In spite of their obvious usefulness, Ukraine’s various new VAAs are not widely known yet across the country. Whether the Q&A site IVote of the Odesa Institute for Political Information, the advanced questionnaire of the NGO CentreUA, the sophisticated instrument created by the journal Focus, or the easy to use game PROvybir of the Committee of Voters of Ukraine, none of them has become a topic of wider presentation and broad discussion in major media outlets so far.
To be sure, a few minor stations, like UA: Public Broadcasting, Ukrlife.tv or Ravio NV have reported about, among others, PROvybir. There is also a partnership between the Ukrainian flagship web newspaper Ukrainska Pravda and CentreUA whose – somewhat complicated and not easy to use – questionnaire Vybory2019 can be accessed via Ukrainska Pravda. Yet most of Ukraine’s popular WWW sites and newspapers from Obozrevatel to Segodnya.UA – not to mention the major TV stations – have not been paying much attention to these important instruments of civic education and political enlightenment.
This is in contrast to Germany where the major national media outlets not only eagerly report on the main German voting advice application Wahlomat, on which PROvybir is modeled. Before German regional, federal and European elections, many of the leading mass media from popular sites like BILD, SPIEGEL ONLINE and WELT to highbrow editions like ZEIT ONLINE and Handelsblatt actually become voluntary (and unpaid) media partners of the Wahlomat.
This means that many of these websites not only report continuously on the Wahlomat. Some of them actually put a link to the Wahlomat on their front websites and thus help spreading it in the population. They do so because this increases the number of visitors of these websites, and helps millions of Germans to make a more informed decision on election day.
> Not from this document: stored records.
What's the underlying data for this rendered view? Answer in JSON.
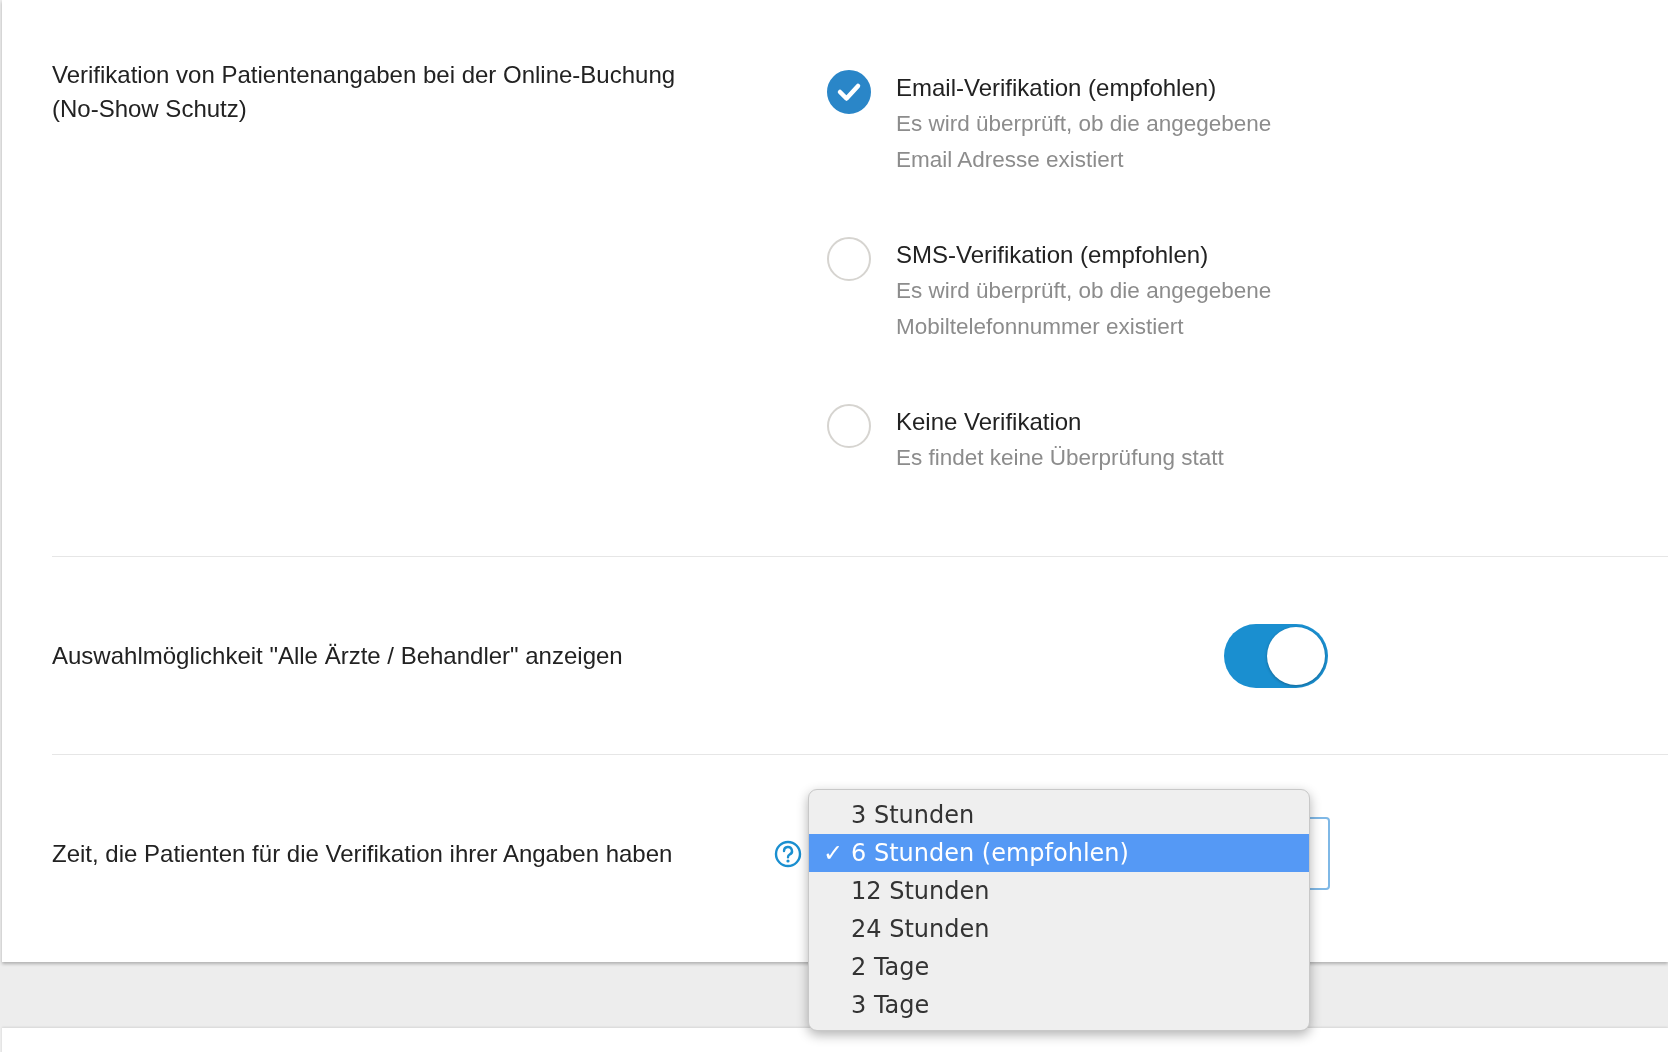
{
  "verification": {
    "label": "Verifikation von Patientenangaben bei der Online-Buchung (No-Show Schutz)",
    "options": [
      {
        "title": "Email-Verifikation (empfohlen)",
        "description": "Es wird überprüft, ob die angegebene Email Adresse existiert",
        "selected": true
      },
      {
        "title": "SMS-Verifikation (empfohlen)",
        "description": "Es wird überprüft, ob die angegebene Mobiltelefonnummer existiert",
        "selected": false
      },
      {
        "title": "Keine Verifikation",
        "description": "Es findet keine Überprüfung statt",
        "selected": false
      }
    ]
  },
  "show_all_doctors": {
    "label": "Auswahlmöglichkeit \"Alle Ärzte / Behandler\" anzeigen",
    "on": true
  },
  "verification_time": {
    "label": "Zeit, die Patienten für die Verifikation ihrer Angaben haben",
    "check_mark": "✓",
    "options": [
      {
        "label": "3 Stunden",
        "selected": false
      },
      {
        "label": "6 Stunden (empfohlen)",
        "selected": true
      },
      {
        "label": "12 Stunden",
        "selected": false
      },
      {
        "label": "24 Stunden",
        "selected": false
      },
      {
        "label": "2 Tage",
        "selected": false
      },
      {
        "label": "3 Tage",
        "selected": false
      }
    ]
  }
}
Since its introduction in 2002, the Wahlomat alone has been used over 80 million times.
Numerous other such instruments from the Dutch StemWijzer to the Bulgarian GlasoVoditel.EU are used across Europe. Most of the EU-wide applications are listed on the site VoteMatch.EU. Voting advice applications quickly inform voters about substantive differences between parties. They thereby give elections more sense and support the functioning of democratic processes. Arguably, they help nations to become more self-aware of themselves. They redirect voter attention from popular personalities and campaign images to the substance of party programs and policy proposals.
In Ukraine, such voting advice instruments are perceived by most media editors with disinterest, distrust or even disbelief. Yet, in many European countries, voting advice applications have come to play an important role during the electoral campaign period. They are eagerly spread by numerous mass media. Hopefully, this will still also happen in Ukraine during the last few days before the upcoming election on 21 July 2019.